On the other hand if $I$ is maximal, $p$ an element of minimal degree>1, write $p=(x-a)(x-b)q(x)$ since $k$ is algebraically closed, $(x-a)$ contains $p$ contradiction with the fact that $I$ is maximal. So an element of minimal degree of $I$ is of the form $x-c$ if $p\in I$, write $p=q(x-c)+r, r\in k, r=p-q(x-c)\in I$. This implies that $r=0$ since $I$ is distinct of $k[x]$.

Answer 3

The maximal ideals in $F[x]$, where $F$ is any field, are of the form $$ I=(f(x)) $$ where $f\in F[x]$ is an irreducible monic polynomial.
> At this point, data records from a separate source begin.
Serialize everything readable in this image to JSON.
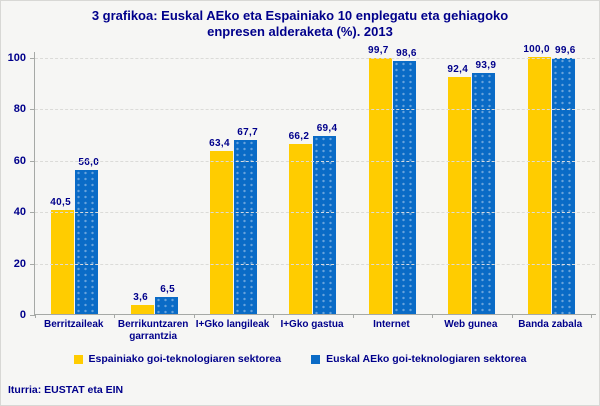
{
  "title": {
    "line1": "3 grafikoa: Euskal AEko eta Espainiako 10 enplegatu eta gehiagoko",
    "line2": "enpresen alderaketa (%). 2013"
  },
  "footer": {
    "source": "Iturria: EUSTAT eta EIN"
  },
  "colors": {
    "series_spain": "#FFCC00",
    "series_basque": "#0A6BC6",
    "text_navy": "#00008B",
    "background": "#F6F6F4",
    "gridline": "#DBDBD8",
    "axis": "#A6A9A6"
  },
  "chart_data": {
    "type": "bar",
    "title": "3 grafikoa: Euskal AEko eta Espainiako 10 enplegatu eta gehiagoko enpresen alderaketa (%). 2013",
    "categories": [
      "Berritzaileak",
      "Berrikuntzaren garrantzia",
      "I+Gko langileak",
      "I+Gko gastua",
      "Internet",
      "Web gunea",
      "Banda zabala"
    ],
    "series": [
      {
        "name": "Espainiako goi-teknologiaren sektorea",
        "color": "#FFCC00",
        "values": [
          40.5,
          3.6,
          63.4,
          66.2,
          99.7,
          92.4,
          100.0
        ],
        "labels": [
          "40,5",
          "3,6",
          "63,4",
          "66,2",
          "99,7",
          "92,4",
          "100,0"
        ]
      },
      {
        "name": "Euskal AEko goi-teknologiaren sektorea",
        "color": "#0A6BC6",
        "values": [
          56.0,
          6.5,
          67.7,
          69.4,
          98.6,
          93.9,
          99.6
        ],
        "labels": [
          "56,0",
          "6,5",
          "67,7",
          "69,4",
          "98,6",
          "93,9",
          "99,6"
        ]
      }
    ],
    "xlabel": "",
    "ylabel": "",
    "ylim": [
      0,
      100
    ],
    "ytick_step": 20,
    "yticks": [
      "0",
      "20",
      "40",
      "60",
      "80",
      "100"
    ],
    "grid": "horizontal-dashed",
    "legend_position": "bottom"
  }
}
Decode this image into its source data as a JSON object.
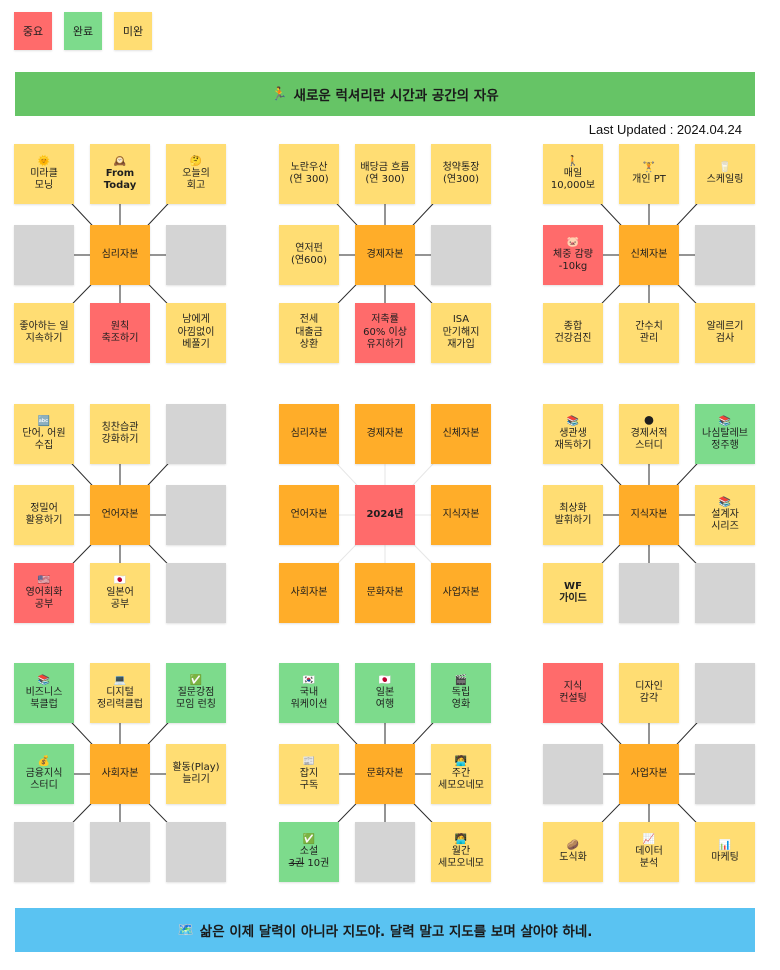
{
  "colors": {
    "important": "#ff6b6b",
    "done": "#7ddb8c",
    "notdone": "#ffdd73",
    "center": "#ffad29",
    "empty": "#d4d4d4",
    "banner_top": "#66c466",
    "banner_bottom": "#5ac3f2",
    "line": "#2a2a2a",
    "line_light": "#e6e6e6"
  },
  "legend": [
    {
      "label": "중요",
      "kind": "important"
    },
    {
      "label": "완료",
      "kind": "done"
    },
    {
      "label": "미완",
      "kind": "notdone"
    }
  ],
  "top_banner": {
    "icon": "🏃",
    "text": "새로운 럭셔리란 시간과 공간의 자유"
  },
  "last_updated": "Last Updated : 2024.04.24",
  "bottom_banner": {
    "icon": "🗺️",
    "text": "삶은 이제 달력이 아니라 지도야. 달력 말고 지도를 보며 살아야 하네."
  },
  "grids": [
    {
      "center": "심리자본",
      "cells": [
        {
          "icon": "🌞",
          "text": "미라클\n모닝",
          "kind": "notdone"
        },
        {
          "icon": "🕰️",
          "text": "From\nToday",
          "kind": "notdone",
          "bold": true
        },
        {
          "icon": "🤔",
          "text": "오늘의\n회고",
          "kind": "notdone"
        },
        {
          "icon": "",
          "text": "",
          "kind": "empty"
        },
        {
          "icon": "",
          "text": "",
          "kind": "empty"
        },
        {
          "icon": "",
          "text": "좋아하는 일\n지속하기",
          "kind": "notdone"
        },
        {
          "icon": "",
          "text": "원칙\n축조하기",
          "kind": "important"
        },
        {
          "icon": "",
          "text": "남에게\n아낌없이\n베풀기",
          "kind": "notdone"
        }
      ]
    },
    {
      "center": "경제자본",
      "cells": [
        {
          "icon": "",
          "text": "노란우산\n(연 300)",
          "kind": "notdone"
        },
        {
          "icon": "",
          "text": "배당금 흐름\n(연 300)",
          "kind": "notdone"
        },
        {
          "icon": "",
          "text": "청약통장\n(연300)",
          "kind": "notdone"
        },
        {
          "icon": "",
          "text": "연저펀\n(연600)",
          "kind": "notdone"
        },
        {
          "icon": "",
          "text": "",
          "kind": "empty"
        },
        {
          "icon": "",
          "text": "전세\n대출금\n상환",
          "kind": "notdone"
        },
        {
          "icon": "",
          "text": "저축률\n60% 이상\n유지하기",
          "kind": "important"
        },
        {
          "icon": "",
          "text": "ISA\n만기해지\n재가입",
          "kind": "notdone"
        }
      ]
    },
    {
      "center": "신체자본",
      "cells": [
        {
          "icon": "🚶",
          "text": "매일\n10,000보",
          "kind": "notdone"
        },
        {
          "icon": "🏋️",
          "text": "개인 PT",
          "kind": "notdone"
        },
        {
          "icon": "🥛",
          "text": "스케일링",
          "kind": "notdone"
        },
        {
          "icon": "🐷",
          "text": "체중 감량\n-10kg",
          "kind": "important"
        },
        {
          "icon": "",
          "text": "",
          "kind": "empty"
        },
        {
          "icon": "",
          "text": "종합\n건강검진",
          "kind": "notdone"
        },
        {
          "icon": "",
          "text": "간수치\n관리",
          "kind": "notdone"
        },
        {
          "icon": "",
          "text": "알레르기\n검사",
          "kind": "notdone"
        }
      ]
    },
    {
      "center": "언어자본",
      "cells": [
        {
          "icon": "🔤",
          "text": "단어, 어원\n수집",
          "kind": "notdone"
        },
        {
          "icon": "",
          "text": "칭찬습관\n강화하기",
          "kind": "notdone"
        },
        {
          "icon": "",
          "text": "",
          "kind": "empty"
        },
        {
          "icon": "",
          "text": "정밀어\n활용하기",
          "kind": "notdone"
        },
        {
          "icon": "",
          "text": "",
          "kind": "empty"
        },
        {
          "icon": "🇺🇸",
          "text": "영어회화\n공부",
          "kind": "important"
        },
        {
          "icon": "🇯🇵",
          "text": "일본어\n공부",
          "kind": "notdone"
        },
        {
          "icon": "",
          "text": "",
          "kind": "empty"
        }
      ]
    },
    {
      "center": "2024년",
      "core": true,
      "cells": [
        {
          "icon": "",
          "text": "심리자본",
          "kind": "center"
        },
        {
          "icon": "",
          "text": "경제자본",
          "kind": "center"
        },
        {
          "icon": "",
          "text": "신체자본",
          "kind": "center"
        },
        {
          "icon": "",
          "text": "언어자본",
          "kind": "center"
        },
        {
          "icon": "",
          "text": "지식자본",
          "kind": "center"
        },
        {
          "icon": "",
          "text": "사회자본",
          "kind": "center"
        },
        {
          "icon": "",
          "text": "문화자본",
          "kind": "center"
        },
        {
          "icon": "",
          "text": "사업자본",
          "kind": "center"
        }
      ]
    },
    {
      "center": "지식자본",
      "cells": [
        {
          "icon": "📚",
          "text": "생관생\n재독하기",
          "kind": "notdone"
        },
        {
          "icon": "🌑",
          "text": "경제서적\n스터디",
          "kind": "notdone"
        },
        {
          "icon": "📚",
          "text": "나심탈레브\n정주행",
          "kind": "done"
        },
        {
          "icon": "",
          "text": "최상화\n발휘하기",
          "kind": "notdone"
        },
        {
          "icon": "📚",
          "text": "설계자\n시리즈",
          "kind": "notdone"
        },
        {
          "icon": "",
          "text": "WF\n가이드",
          "kind": "notdone",
          "bold": true
        },
        {
          "icon": "",
          "text": "",
          "kind": "empty"
        },
        {
          "icon": "",
          "text": "",
          "kind": "empty"
        }
      ]
    },
    {
      "center": "사회자본",
      "cells": [
        {
          "icon": "📚",
          "text": "비즈니스\n북클럽",
          "kind": "done"
        },
        {
          "icon": "💻",
          "text": "디지털\n정리력클럽",
          "kind": "notdone"
        },
        {
          "icon": "✅",
          "text": "질문강점\n모임 런칭",
          "kind": "done"
        },
        {
          "icon": "💰",
          "text": "금융지식\n스터디",
          "kind": "done"
        },
        {
          "icon": "",
          "text": "활동(Play)\n늘리기",
          "kind": "notdone"
        },
        {
          "icon": "",
          "text": "",
          "kind": "empty"
        },
        {
          "icon": "",
          "text": "",
          "kind": "empty"
        },
        {
          "icon": "",
          "text": "",
          "kind": "empty"
        }
      ]
    },
    {
      "center": "문화자본",
      "cells": [
        {
          "icon": "🇰🇷",
          "text": "국내\n워케이션",
          "kind": "done"
        },
        {
          "icon": "🇯🇵",
          "text": "일본\n여행",
          "kind": "done"
        },
        {
          "icon": "🎬",
          "text": "독립\n영화",
          "kind": "done"
        },
        {
          "icon": "📰",
          "text": "잡지\n구독",
          "kind": "notdone"
        },
        {
          "icon": "🧑‍💻",
          "text": "주간\n세모오네모",
          "kind": "notdone"
        },
        {
          "icon": "✅",
          "text": "소설\n3권 10권",
          "kind": "done",
          "strike_part": "3권"
        },
        {
          "icon": "",
          "text": "",
          "kind": "empty"
        },
        {
          "icon": "🧑‍💻",
          "text": "월간\n세모오네모",
          "kind": "notdone"
        }
      ]
    },
    {
      "center": "사업자본",
      "cells": [
        {
          "icon": "",
          "text": "지식\n컨설팅",
          "kind": "important"
        },
        {
          "icon": "",
          "text": "디자인\n감각",
          "kind": "notdone"
        },
        {
          "icon": "",
          "text": "",
          "kind": "empty"
        },
        {
          "icon": "",
          "text": "",
          "kind": "empty"
        },
        {
          "icon": "",
          "text": "",
          "kind": "empty"
        },
        {
          "icon": "🥔",
          "text": "도식화",
          "kind": "notdone"
        },
        {
          "icon": "📈",
          "text": "데이터\n분석",
          "kind": "notdone"
        },
        {
          "icon": "📊",
          "text": "마케팅",
          "kind": "notdone"
        }
      ]
    }
  ]
}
What are the irreducible monic polynomials over an algebraically closed field?

Answer 4

Let me first answer your question "What can be done next?".

Note that at that point you're still busy proving that $(x - c)$ is maximal. You've established $f(x) = q(x) (x - c)$. So, continuing your argument: $f(x) \in (x - c)$ and therefore $(f(x)) \subseteq (x - c)$. You already had $(x - c) \subseteq (f(x))$, so $(f(x)) = (x - c)$.

One small detail: the ideal $J$ you started with could be equal to $(1)$. You're missing that case at the point that you say "Since $k$ is algebraically closed, $f(x)$ has a root $a \in k$.". Of course, you should assume $J$ to be unequal to $(1)$, and then it is indeed generated by a non-constant $f(x)$.

Now, as can be seen from the other answers and comments, this is a complicated way to prove that $(x - c)$ is maximal. An easier reasoning is as follows: $k[x] / (x - c) \cong k$, so it's a field. Therefore $(x - c)$ is maximal. Note that this also doesn't need $k$ to be algebraically closed.

To prove that all maximal ideals are of the form $(x - c)$, you do need the assumption that $k$ is algebraically closed. So, take a maximal ideal $J$. Because $k[x]$ is a p.i.d., it is of the form $J = (f(x))$ for some $f(x) \in k[x]$. This $f(x)$ is not a constant (because then $J$ would be the whole of $k[x]$), and because $k$ is algebraically closed, it has a root, say $c \in k$. Then $f(x) = q(x) (x - c)$ for some $q(x) \in k[x]$. In particular $f(x) \in (x - c)$, so $J \subseteq (x - c)$. Since $J$ is maximal, $J = (x - c)$.